Das ist eine sehr gute Frage, AsiaHarry! Mir ist das auch schon aufgefallen!
Über das Thema habe ich mich schon vor 15 Jahren mit einer gelernten Schneiderin ausgetauscht. Ihre These lautete:
Die Entwicklung der Herrenmode lief über die Jahrhunderte völlig anders als die Entwicklung der Damenmode.
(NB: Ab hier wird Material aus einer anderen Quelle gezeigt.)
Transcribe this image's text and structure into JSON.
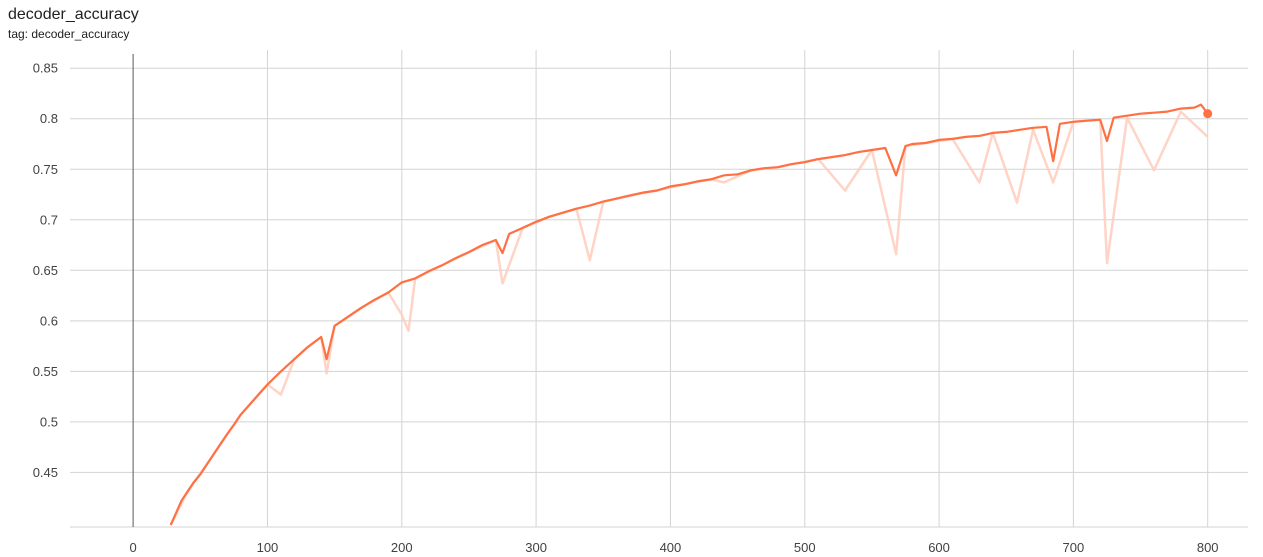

Bis in den Absolutismus hinein galt bei Männlein wie Weiblein der Grundsatz: "Zeige mir deine Kleider, und ich sage Dir wer du bist". Das heißt: Die Kleidung regelte sich mit mehr durch den sozialen Status als durch das Geschlecht. Der Extremfall sind vielleicht die alten Griechen und Römer: Die tägliche Bekleidung der Menschen war in erster Linie, nach heutigen Maßstäben, ein helles Kleid, bei Frauen länger und bei Männern kürzer. Natürlich gab es auch im Mittelalter kolossale Unterschiede zwischen Männer- und Frauenkleidung, aber diese waren subjektiv noch geringer als die standesbedingten Unterschiede.
Der Quantensprung in der Modegeschichte, der dann alles veränderte, war wahrscheinlich die Französische Revolution. Denn die führte dazu, dass die allgemeine Wehrpflicht für Männer eingeführt wurde. Das hieß, dass alle Männer im wehrfähigen Alter automatisch vom Staat eine schlichte Militäruniform erhielten. Da man seinerzeit auf die Zugehörigkeit im Militär stolz war, orientierte sich fortan die Herrenbekleidung an der Militäruniform. Die Damenmode hat die damit vollzogene Funktionalisierung der Kleidung erst 150 Jahre später vollzogen - ausgehend von der revolutionären Modeschöpferin Coco Chanel, die praktisch das heutige Business-Kostüm entwicklelt hat. Von da aus war es zur kollektiven weiblichen Verhosung in der 2. Hälfte des 20. Jahrhunderts nur noch ein relativ kleiner Schritt.
Was hat das nun mit der Fragestellung zu tun? Ganz einfach, wir brauchen uns nur die wenigen Berufsgruppen ansehen, die in der sog. westlichen Kultur beharrlich "einröhrig" tragen. Dies sind im Prinzip einerseits Richter, Anwälte und Staatsanwälte vor Gericht und andererseits Geistliche. Bei diesen beiden Gruppen ist die optische Militarisierung komplett vorüber gegangen, weil das Militär zur Machtausübung für sie keine Rolle spielt. Der Geistliche wird das Militär vielleicht sogar ablehnen und verzichtet auf diese Form von Macht eher. Die "Macht" geht aber nach wie vor vom Militär aus, und kein Militarist der Welt trägt "einröhrig". Selbst Frauen in der Armee (in Israel gilt die Wehrpflicht zum Beispiel auch für Frauen) zeigen sich im Kampfanzug. Ich habe noch nicht einmal etwas vón einer weiblichen Galauniform mit Rock gehört.
Ein besonders schlagendes Beispiel für die kleidungsmäßige Entwicklung der letzten Jahrhunderte findet sich im Dresscode der norwegischen Königsfamilie. Am norwegischen Hof ist nämlich schon vor langer Zeit die Krönungszeremonie und damit auch die Königskrone abgeschafft worden. Damit entfällt auch ein üppiges Krönungsornat, wie es zum beispiel der letzte britische oder auch schwedische König bei seiner Krönung noch trug. Im Prinzip sieht der norwegische König an jedem Tag so aus als ob er ein Präsident einer Republik oder ein Vorstandsvorsitzender eines Unternehmens wäre. Dementgegen trägt seine Frau ebenso wie auch die Prinzessinnen zu hohen Anlässen nach wie vor Abendgarderobe einschließlich Diadem, welches, wie in jeder anderen Monarchie noch an die Krone einer Königin erinnert. Auch in Norwegen erinnert die Königin äußerlich noch ein Stück an vergangene Zeiten - der König hingegen nicht.
Wenn wir also "Macht" und "Stärke" mit "Einröhrig" in Verbindung bringen wollten, dann müsste es uns folglich gelingen, den Militarismus zurück zu drängen.